Why we lived freely.
Why we valued love and kindness.
Because these things brought joy.
Unity.
Family.
Kindness.
Love.
Freedom.
What is life without these things?
I think it’s time we asked ourselves if this past year of “saving lives” has been worth all that we have lost. Great men and women in the past have willingly laid down their lives for these very values. And these past two years we have all too willingly given these things up. For what? For the need for everyone to survive at all costs?
I know this is an extremely unpopular view – I’ve heard all the arguments.
Yet I can’t help but ask myself, when did we start believing that we could control sickness?
When did we start blaming people for spreading viruses? This is a new thing. In the past it was always seen as unpreventable. Unavoidable. It brought people together to care – sadly, and to mourn.
Now we call people who leave their house with a cough “selfish”and we rain judgment down on them. Bizarrely enough, we even feel anger toward healthy people. Our society loses their minds over a mask worn incorrectly, or a person who feels uncomfortable with getting vaccinated. I’ve seen the cold hearted comments all over social media that they deserve to die of Covid, or lose their jobs or that they don’t deserve to enjoy the luxuries of restaurants, museums, movie theatres, and concerts.
How did we get here so fast?
I miss the world I used to live in. When kindness came before fear. When we could agree to disagree.

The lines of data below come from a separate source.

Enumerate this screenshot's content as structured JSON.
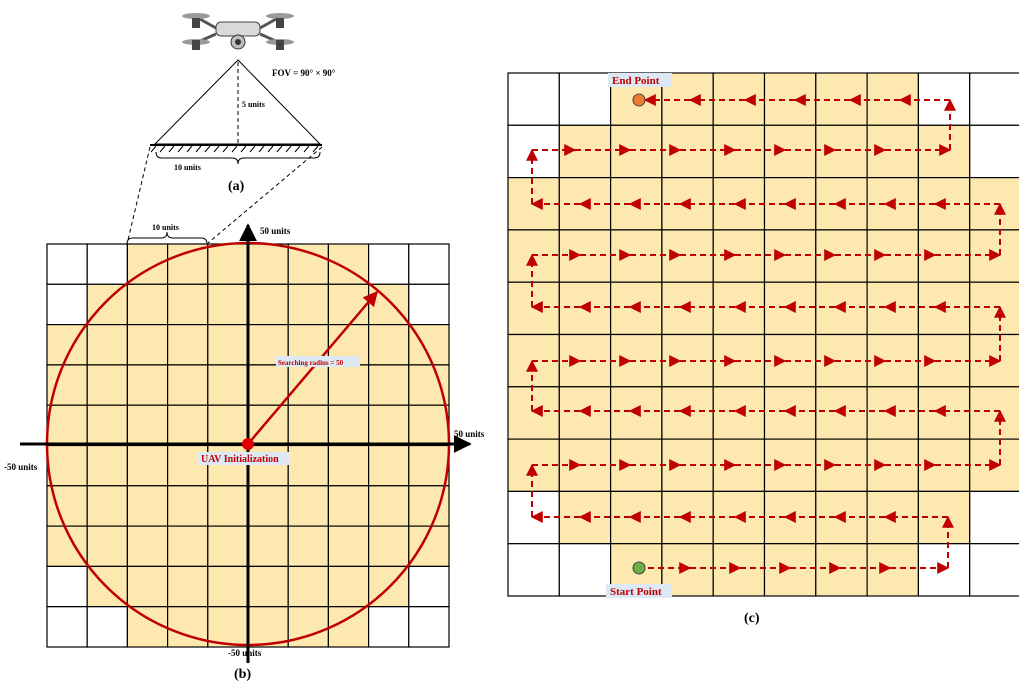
{
  "panel_a": {
    "caption": "(a)",
    "fov_label": "FOV = 90° × 90°",
    "height_label": "5 units",
    "width_label": "10 units"
  },
  "panel_b": {
    "caption": "(b)",
    "cell_label": "10 units",
    "axis_top": "50 units",
    "axis_right": "50 units",
    "axis_left": "-50 units",
    "axis_bottom": "-50 units",
    "radius_label": "Searching radius = 50",
    "origin_label": "UAV Initialization",
    "grid_size": 10,
    "cell_fill_color": "#fde9b0",
    "circle_color": "#c00000",
    "uncovered_cells": [
      "0,0",
      "0,1",
      "0,8",
      "0,9",
      "1,0",
      "1,9",
      "8,0",
      "8,9",
      "9,0",
      "9,1",
      "9,8",
      "9,9"
    ]
  },
  "panel_c": {
    "caption": "(c)",
    "end_label": "End Point",
    "start_label": "Start Point",
    "grid_size": 10,
    "start_color": "#70ad47",
    "end_color": "#ed7d31",
    "path_color": "#c00000",
    "uncovered_cells": [
      "0,0",
      "0,1",
      "0,8",
      "0,9",
      "1,0",
      "1,9",
      "8,0",
      "8,9",
      "9,0",
      "9,1",
      "9,8",
      "9,9"
    ]
  }
}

The monster of division looms over my nation, spurred on by my own political leaders. It’s being echoed loud and clear by the media: Do as we say or lose everything. Conform to our beliefs or be shut out. Shun all those who do not comply. It creeps into people’s hearts and minds until they think this attitude is normal. Acceptable even.
We don’t even see what we’ve become. And the worst part is that I don’t see an end.
Unless, of course, we remember.
And we all begin to miss the things we’ve lost… enough to do something about it.